THE difficulties faced by the universities' pension funds are serious. Insolvency is not a prospect either the staff or those responsible for managing their savings will have contemplated until now. Lecturers will have reason to be outraged if the entitlements they had been led to expect after years of service - and to which they have contributed from their own salaries - are now threatened by a new law designed, in theory, to protect them from the kind of management mistakes that have now come to light. But, let there be no mistake about this: management mistakes are to blame for the present debacle. The Government is the wrong address for lecturers' protests.
Ensuring the solvency of a pension fund must be considered a core management skill for any institution. If it has neither the manpower nor the expertise to manage its own funds directly - and few but the largest companies would dream of doing so - it should place them in the hands of an independent pension fund manager with strict instructions as to the level of capital required to ensure pension requirements are covered and some guidance as to whether funds should be invested conservatively or aggressively. A well-managed fund, unless it started from scratch at or after the height of the 1993 stock market bull run, should have done better than keep up with inflation in recent years. Unless the ratio of contributions to predetermined benefits has been set too low, there is no good reason why these funds should not have been in profit.
There are, in fact, reasons why the contributions could have been set too low. Low staff turnover - a feature of academic life - means relatively few employees may be leaving while their pension entitlements are still comparatively low and the fund is reaping the full profit from their contributions. Equally, salary-related 'fixed-benefit' pensions can prove costly if remuneration for the most senior staff is allowed to rise too fast. A switch to 'fixed-contribution' pensions, which link benefits to the state of the pension fund, may be unfair to those whose life-time contributions turn out to be less than they might have been under the old system. But, over the longer term, particularly in periods when salaries rise more slowly than inflation, fixed-contribution funds may pay better returns than fixed benefits.
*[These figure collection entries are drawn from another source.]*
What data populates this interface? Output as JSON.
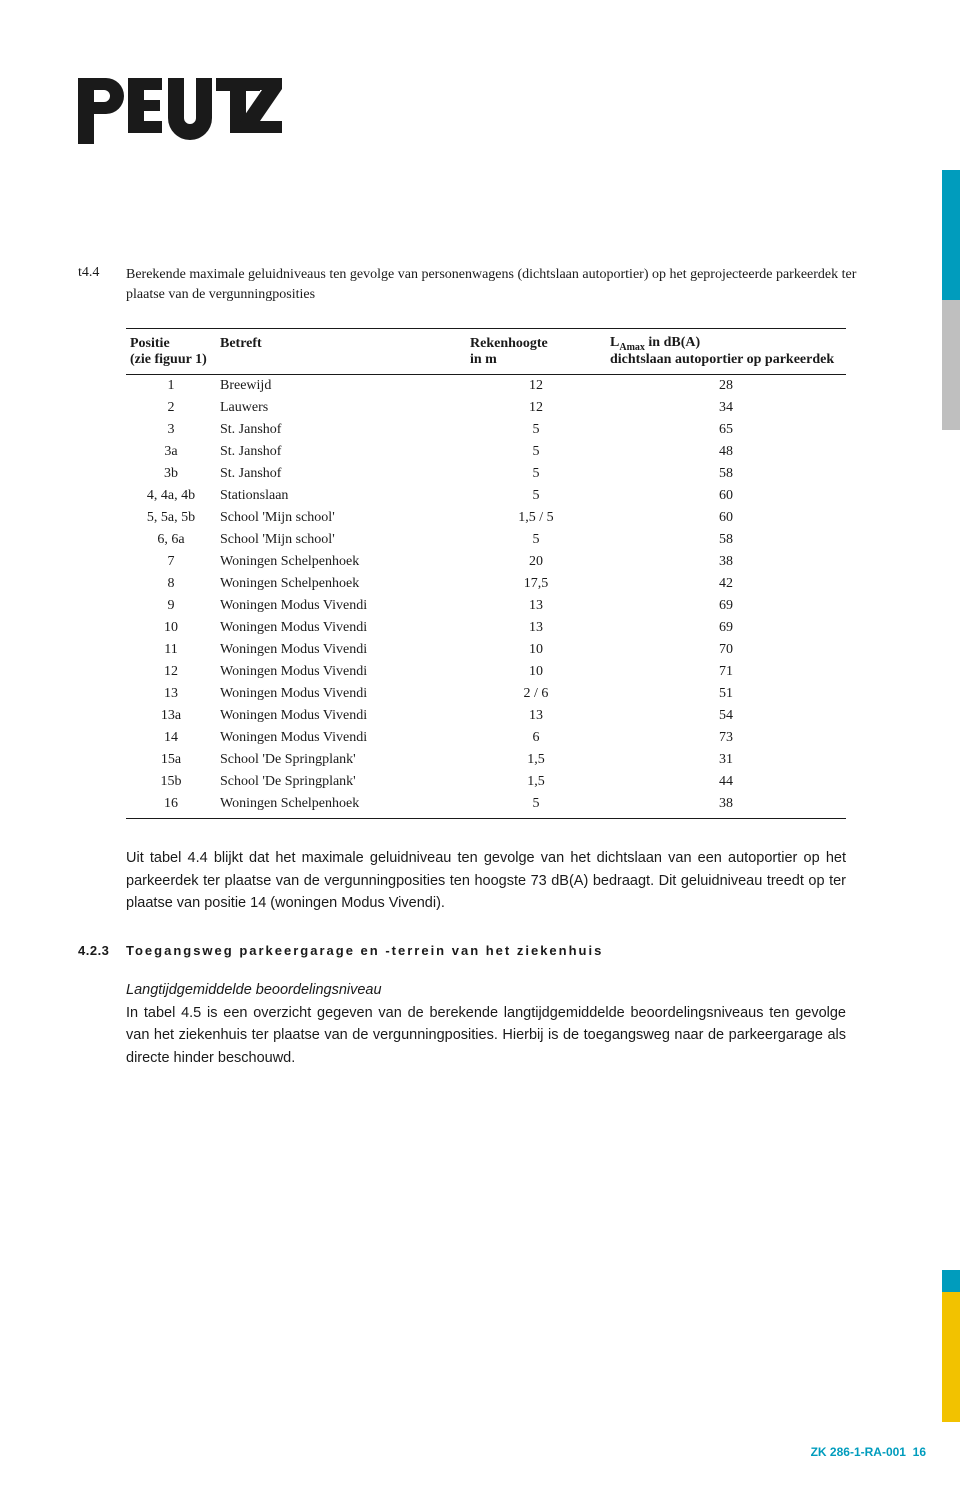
{
  "logo_text": "PEUTZ",
  "caption": {
    "num": "t4.4",
    "text": "Berekende maximale geluidniveaus ten gevolge van personenwagens (dichtslaan autoportier) op het geprojecteerde parkeerdek ter plaatse van de vergunningposities"
  },
  "table": {
    "header_row1": {
      "c1": "Positie",
      "c2": "Betreft",
      "c3": "Rekenhoogte",
      "c4_pre": "L",
      "c4_sub": "Amax",
      "c4_post": " in dB(A)"
    },
    "header_row2": {
      "c1": "(zie figuur 1)",
      "c2": "",
      "c3": "in m",
      "c4": "dichtslaan autoportier op parkeerdek"
    },
    "rows": [
      {
        "c1": "1",
        "c2": "Breewijd",
        "c3": "12",
        "c4": "28"
      },
      {
        "c1": "2",
        "c2": "Lauwers",
        "c3": "12",
        "c4": "34"
      },
      {
        "c1": "3",
        "c2": "St. Janshof",
        "c3": "5",
        "c4": "65"
      },
      {
        "c1": "3a",
        "c2": "St. Janshof",
        "c3": "5",
        "c4": "48"
      },
      {
        "c1": "3b",
        "c2": "St. Janshof",
        "c3": "5",
        "c4": "58"
      },
      {
        "c1": "4, 4a, 4b",
        "c2": "Stationslaan",
        "c3": "5",
        "c4": "60"
      },
      {
        "c1": "5, 5a, 5b",
        "c2": "School 'Mijn school'",
        "c3": "1,5 / 5",
        "c4": "60"
      },
      {
        "c1": "6, 6a",
        "c2": "School 'Mijn school'",
        "c3": "5",
        "c4": "58"
      },
      {
        "c1": "7",
        "c2": "Woningen Schelpenhoek",
        "c3": "20",
        "c4": "38"
      },
      {
        "c1": "8",
        "c2": "Woningen Schelpenhoek",
        "c3": "17,5",
        "c4": "42"
      },
      {
        "c1": "9",
        "c2": "Woningen Modus Vivendi",
        "c3": "13",
        "c4": "69"
      },
      {
        "c1": "10",
        "c2": "Woningen Modus Vivendi",
        "c3": "13",
        "c4": "69"
      },
      {
        "c1": "11",
        "c2": "Woningen Modus Vivendi",
        "c3": "10",
        "c4": "70"
      },
      {
        "c1": "12",
        "c2": "Woningen Modus Vivendi",
        "c3": "10",
        "c4": "71"
      },
      {
        "c1": "13",
        "c2": "Woningen Modus Vivendi",
        "c3": "2 / 6",
        "c4": "51"
      },
      {
        "c1": "13a",
        "c2": "Woningen Modus Vivendi",
        "c3": "13",
        "c4": "54"
      },
      {
        "c1": "14",
        "c2": "Woningen Modus Vivendi",
        "c3": "6",
        "c4": "73"
      },
      {
        "c1": "15a",
        "c2": "School 'De Springplank'",
        "c3": "1,5",
        "c4": "31"
      },
      {
        "c1": "15b",
        "c2": "School 'De Springplank'",
        "c3": "1,5",
        "c4": "44"
      },
      {
        "c1": "16",
        "c2": "Woningen Schelpenhoek",
        "c3": "5",
        "c4": "38"
      }
    ]
  },
  "paragraph1": "Uit tabel 4.4 blijkt dat het maximale geluidniveau ten gevolge van het dichtslaan van een autoportier op het parkeerdek ter plaatse van de vergunningposities ten hoogste 73 dB(A) bedraagt. Dit geluidniveau treedt op ter plaatse van positie 14 (woningen Modus Vivendi).",
  "section": {
    "num": "4.2.3",
    "title": "Toegangsweg parkeergarage en -terrein van het ziekenhuis"
  },
  "subheading": "Langtijdgemiddelde beoordelingsniveau",
  "paragraph2": "In tabel 4.5 is een overzicht gegeven van de berekende langtijdgemiddelde beoordelingsniveaus ten gevolge van het ziekenhuis ter plaatse van de vergunningposities. Hierbij is de toegangsweg naar de parkeergarage als directe hinder beschouwd.",
  "footer": {
    "code": "ZK 286-1-RA-001",
    "page": "16"
  },
  "colors": {
    "accent": "#009cbd",
    "yellow": "#f2c200",
    "gray": "#bfbfbf",
    "text": "#1a1a1a"
  }
}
The universities argue their funds should not have to cover 100 per cent of pension entitlements, because they are unlikely to lose all their staff at the same time. That does not, however, justify mismanaging funds to the extent that they cannot keep up with rising entitlements. Nor should the universities rule out the possibility of a mass exodus. A pension fund that fails to allow for that contingency is not providing employees with the security they expect and deserve from the universities, simply because they regard themselves as immune to instability.